Business Accounter

Friday, September 7, 2007

Teen hits paydirt with myYearbook.com

Why Marketing Is A Process, Not An Event
About Good Improvements
By KARA L. RICHARDSON
Gannett News Service

Catherine Cook is 17 years old, and runs a business that brought in millions in sales in its first year. The Montgomery (N.J.) High School senior founded www.myYearbook.com in 2005 with her brothers Dave and Geoff Cook. Her inspiration came during spring break as she flipped through a paper yearbook. This should be online, she thought.

"My generation grew up with being online all the time. I had a screen name by sixth grade," said Cook, who is an A student. She dreamed of an interactive Web site that would be as relished as the signature page of a yearbook and be a lot more fun.

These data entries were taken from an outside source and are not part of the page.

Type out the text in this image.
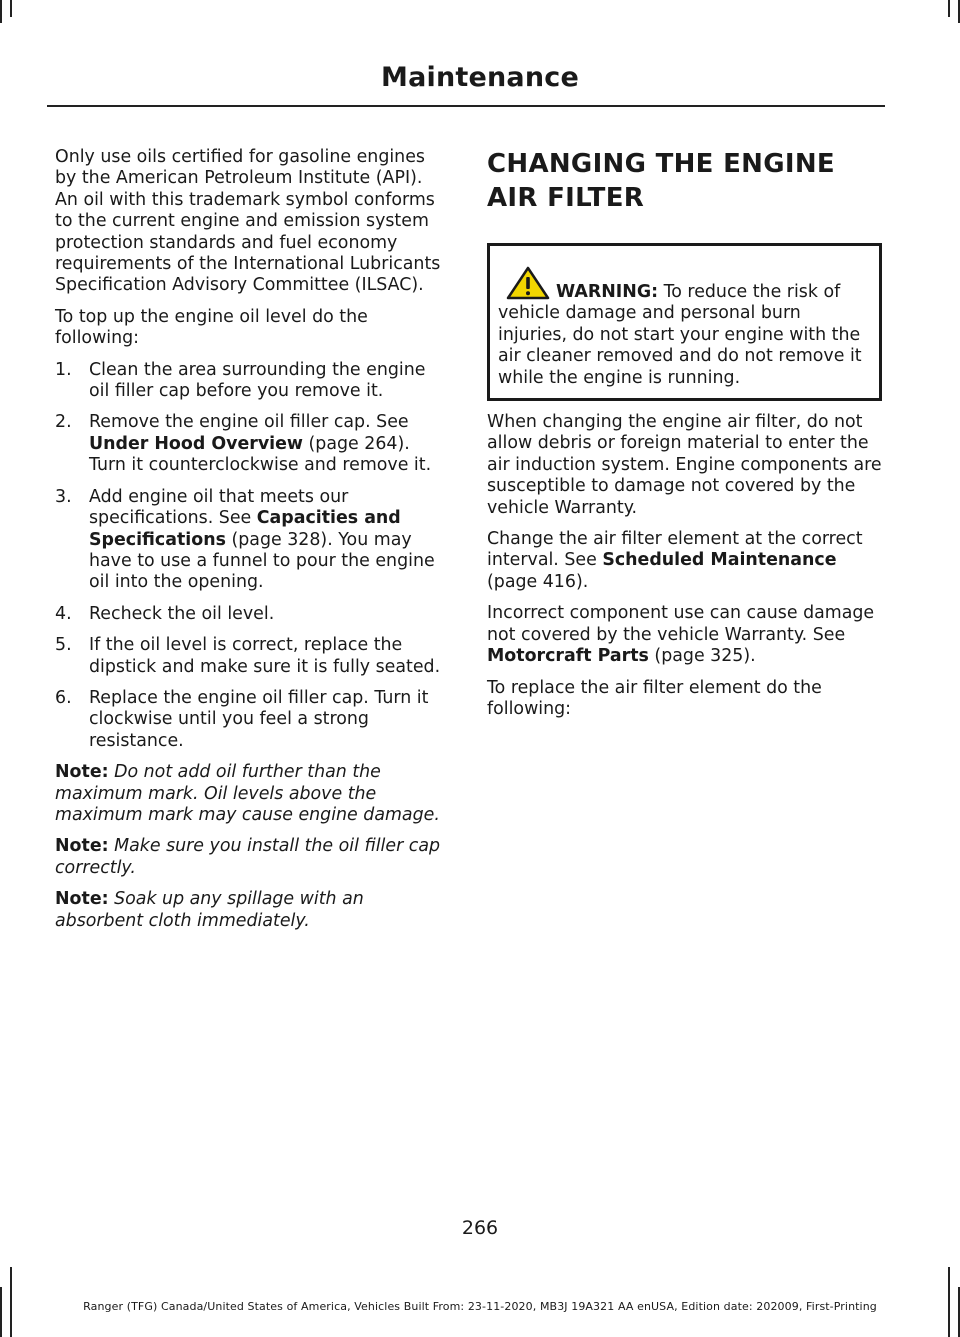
Maintenance

Only use oils certified for gasoline engines by the American Petroleum Institute (API). An oil with this trademark symbol conforms to the current engine and emission system protection standards and fuel economy requirements of the International Lubricants Specification Advisory Committee (ILSAC).

To top up the engine oil level do the following:

1. Clean the area surrounding the engine oil filler cap before you remove it.
2. Remove the engine oil filler cap. See Under Hood Overview (page 264). Turn it counterclockwise and remove it.
3. Add engine oil that meets our specifications. See Capacities and Specifications (page 328). You may have to use a funnel to pour the engine oil into the opening.
4. Recheck the oil level.
5. If the oil level is correct, replace the dipstick and make sure it is fully seated.
6. Replace the engine oil filler cap. Turn it clockwise until you feel a strong resistance.

Note: Do not add oil further than the maximum mark. Oil levels above the maximum mark may cause engine damage.

Note: Make sure you install the oil filler cap correctly.

Note: Soak up any spillage with an absorbent cloth immediately.

CHANGING THE ENGINE AIR FILTER
WARNING: To reduce the risk of vehicle damage and personal burn injuries, do not start your engine with the air cleaner removed and do not remove it while the engine is running.

When changing the engine air filter, do not allow debris or foreign material to enter the air induction system. Engine components are susceptible to damage not covered by the vehicle Warranty.

Change the air filter element at the correct interval. See Scheduled Maintenance (page 416).

Incorrect component use can cause damage not covered by the vehicle Warranty. See Motorcraft Parts (page 325).

To replace the air filter element do the following:

266
Ranger (TFG) Canada/United States of America, Vehicles Built From: 23-11-2020, MB3J 19A321 AA enUSA, Edition date: 202009, First-Printing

Geoff Cook, a self-made millionaire out of Harvard, fronted $250,000 to start the business. That was enough to hire a programming team in India. Catherine Cook was awake all hours of the night, messaging back and forth with the team and sending pages and pages of templates.

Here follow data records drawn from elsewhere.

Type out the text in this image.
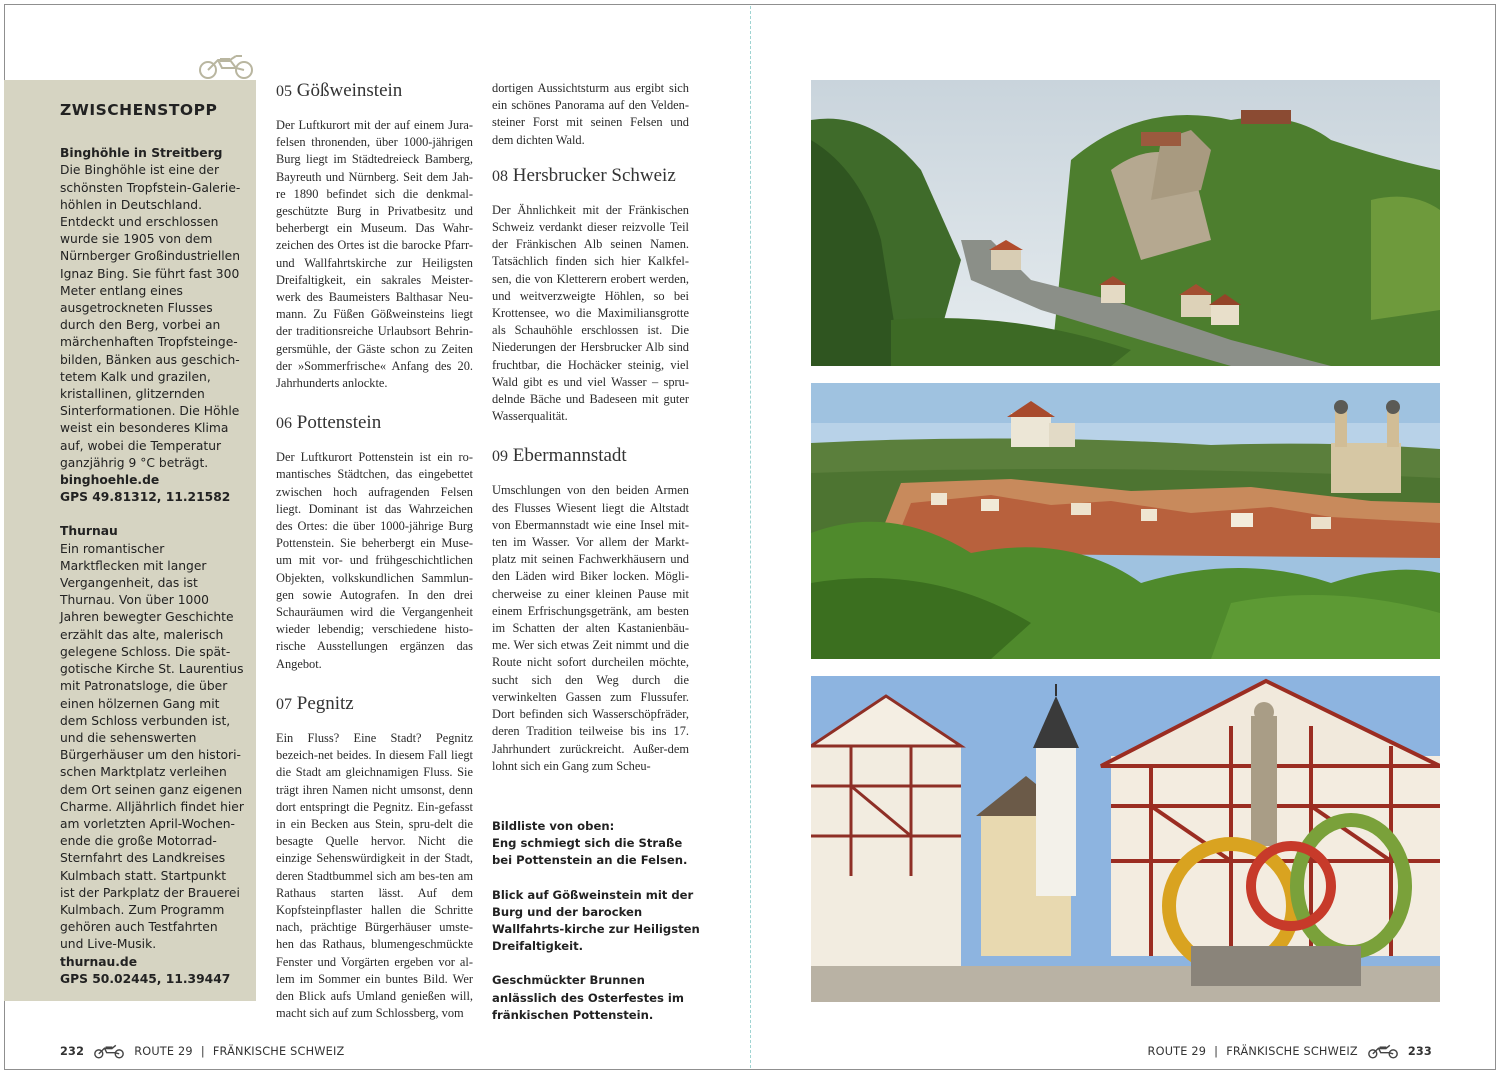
ZWISCHENSTOPP

Binghöhle in Streitberg

Die Binghöhle ist eine der schönsten Tropfstein-Galerie-höhlen in Deutschland. Entdeckt und erschlossen wurde sie 1905 von dem Nürnberger Großindustriellen Ignaz Bing. Sie führt fast 300 Meter entlang eines ausgetrockneten Flusses durch den Berg, vorbei an märchenhaften Tropfsteinge-bilden, Bänken aus geschich-tetem Kalk und grazilen, kristallinen, glitzernden Sinterformationen. Die Höhle weist ein besonderes Klima auf, wobei die Temperatur ganzjährig 9 °C beträgt.

binghoehle.de

GPS 49.81312, 11.21582

Thurnau

Ein romantischer Marktflecken mit langer Vergangenheit, das ist Thurnau. Von über 1000 Jahren bewegter Geschichte erzählt das alte, malerisch gelegene Schloss. Die spät-gotische Kirche St. Laurentius mit Patronatsloge, die über einen hölzernen Gang mit dem Schloss verbunden ist, und die sehenswerten Bürgerhäuser um den histori-schen Marktplatz verleihen dem Ort seinen ganz eigenen Charme. Alljährlich findet hier am vorletzten April-Wochen-ende die große Motorrad-Sternfahrt des Landkreises Kulmbach statt. Startpunkt ist der Parkplatz der Brauerei Kulmbach. Zum Programm gehören auch Testfahrten und Live-Musik.

thurnau.de

GPS 50.02445, 11.39447

05 Gößweinstein

Der Luftkurort mit der auf einem Jura-felsen thronenden, über 1000-jährigen Burg liegt im Städtedreieck Bamberg, Bayreuth und Nürnberg. Seit dem Jah-re 1890 befindet sich die denkmal-geschützte Burg in Privatbesitz und beherbergt ein Museum. Das Wahr-zeichen des Ortes ist die barocke Pfarr- und Wallfahrtskirche zur Heiligsten Dreifaltigkeit, ein sakrales Meister-werk des Baumeisters Balthasar Neu-mann. Zu Füßen Gößweinsteins liegt der traditionsreiche Urlaubsort Behrin-gersmühle, der Gäste schon zu Zeiten der »Sommerfrische« Anfang des 20. Jahrhunderts anlockte.

06 Pottenstein

Der Luftkurort Pottenstein ist ein ro-mantisches Städtchen, das eingebettet zwischen hoch aufragenden Felsen liegt. Dominant ist das Wahrzeichen des Ortes: die über 1000-jährige Burg Pottenstein. Sie beherbergt ein Muse-um mit vor- und frühgeschichtlichen Objekten, volkskundlichen Sammlun-gen sowie Autografen. In den drei Schauräumen wird die Vergangenheit wieder lebendig; verschiedene histo-rische Ausstellungen ergänzen das Angebot.

07 Pegnitz

Ein Fluss? Eine Stadt? Pegnitz bezeich-net beides. In diesem Fall liegt die Stadt am gleichnamigen Fluss. Sie trägt ihren Namen nicht umsonst, denn dort entspringt die Pegnitz. Ein-gefasst in ein Becken aus Stein, spru-delt die besagte Quelle hervor. Nicht die einzige Sehenswürdigkeit in der Stadt, deren Stadtbummel sich am bes-ten am Rathaus starten lässt. Auf dem Kopfsteinpflaster hallen die Schritte nach, prächtige Bürgerhäuser umste-hen das Rathaus, blumengeschmückte Fenster und Vorgärten ergeben vor al-lem im Sommer ein buntes Bild. Wer den Blick aufs Umland genießen will, macht sich auf zum Schlossberg, vom

dortigen Aussichtsturm aus ergibt sich ein schönes Panorama auf den Velden-steiner Forst mit seinen Felsen und dem dichten Wald.

08 Hersbrucker Schweiz

Der Ähnlichkeit mit der Fränkischen Schweiz verdankt dieser reizvolle Teil der Fränkischen Alb seinen Namen. Tatsächlich finden sich hier Kalkfel-sen, die von Kletterern erobert werden, und weitverzweigte Höhlen, so bei Krottensee, wo die Maximiliansgrotte als Schauhöhle erschlossen ist. Die Niederungen der Hersbrucker Alb sind fruchtbar, die Hochäcker steinig, viel Wald gibt es und viel Wasser – spru-delnde Bäche und Badeseen mit guter Wasserqualität.

09 Ebermannstadt

Umschlungen von den beiden Armen des Flusses Wiesent liegt die Altstadt von Ebermannstadt wie eine Insel mit-ten im Wasser. Vor allem der Markt-platz mit seinen Fachwerkhäusern und den Läden wird Biker locken. Mögli-cherweise zu einer kleinen Pause mit einem Erfrischungsgetränk, am besten im Schatten der alten Kastanienbäu-me. Wer sich etwas Zeit nimmt und die Route nicht sofort durcheilen möchte, sucht sich den Weg durch die verwinkelten Gassen zum Flussufer. Dort befinden sich Wasserschöpfräder, deren Tradition teilweise bis ins 17. Jahrhundert zurückreicht. Außer-dem lohnt sich ein Gang zum Scheu-

Bildliste von oben:
Eng schmiegt sich die Straße bei Pottenstein an die Felsen.

Blick auf Gößweinstein mit der Burg und der barocken Wallfahrts-kirche zur Heiligsten Dreifaltigkeit.

Geschmückter Brunnen anlässlich des Osterfestes im fränkischen Pottenstein.

232	ROUTE 29 | FRÄNKISCHE SCHWEIZ	ROUTE 29 | FRÄNKISCHE SCHWEIZ	233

Since www.myYearbook.com's promise is to never charge its members, her company makes its money through advertising. It attracts companies trying to sell music, movies and ringtones to her teenage audience. It now boasts sales in the millions.

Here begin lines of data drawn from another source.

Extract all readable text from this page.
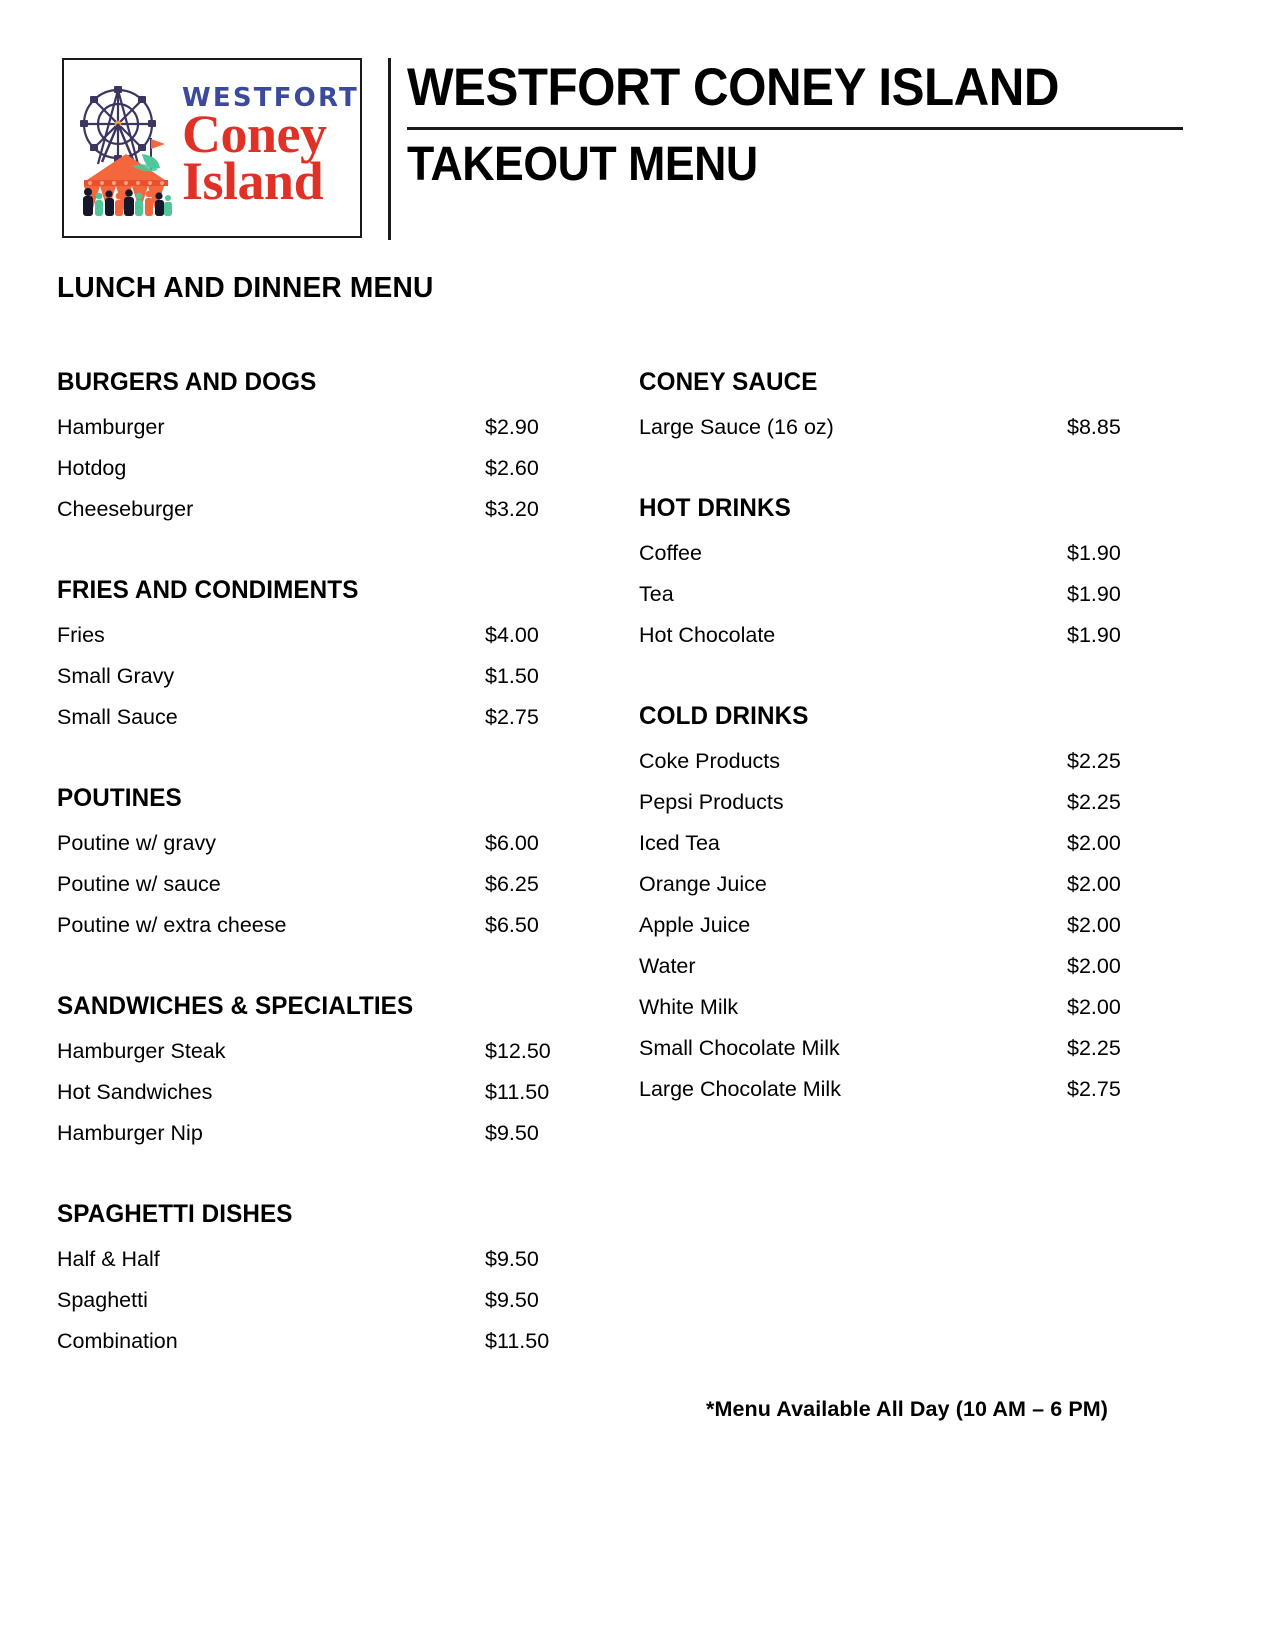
WESTFORT
Coney
Island
WESTFORT CONEY ISLAND
TAKEOUT MENU
LUNCH AND DINNER MENU
BURGERS AND DOGS
Hamburger	$2.90
Hotdog	$2.60
Cheeseburger	$3.20
FRIES AND CONDIMENTS
Fries	$4.00
Small Gravy	$1.50
Small Sauce	$2.75
POUTINES
Poutine w/ gravy	$6.00
Poutine w/ sauce	$6.25
Poutine w/ extra cheese	$6.50
SANDWICHES & SPECIALTIES
Hamburger Steak	$12.50
Hot Sandwiches	$11.50
Hamburger Nip	$9.50
SPAGHETTI DISHES
Half & Half	$9.50
Spaghetti	$9.50
Combination	$11.50
CONEY SAUCE
Large Sauce (16 oz)	$8.85
HOT DRINKS
Coffee	$1.90
Tea	$1.90
Hot Chocolate	$1.90
COLD DRINKS
Coke Products	$2.25
Pepsi Products	$2.25
Iced Tea	$2.00
Orange Juice	$2.00
Apple Juice	$2.00
Water	$2.00
White Milk	$2.00
Small Chocolate Milk	$2.25
Large Chocolate Milk	$2.75
*Menu Available All Day (10 AM – 6 PM)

"I never expected to build such a large site," Cook said.

But the week after launching it, she knew it was going to be big. Within seven days, 200 Montgomery High School students signed up as www.myYearbook.com members.

She opened the site to all schools. In nine months, she had 1 million members. In a year, the membership grew to 1.5 million. New members are signing on at a clip of 6,000 per day. According to Nielsen/Net Ratings data, 2.4 million unique visitors went to www.myYearbook.com in October of 2006.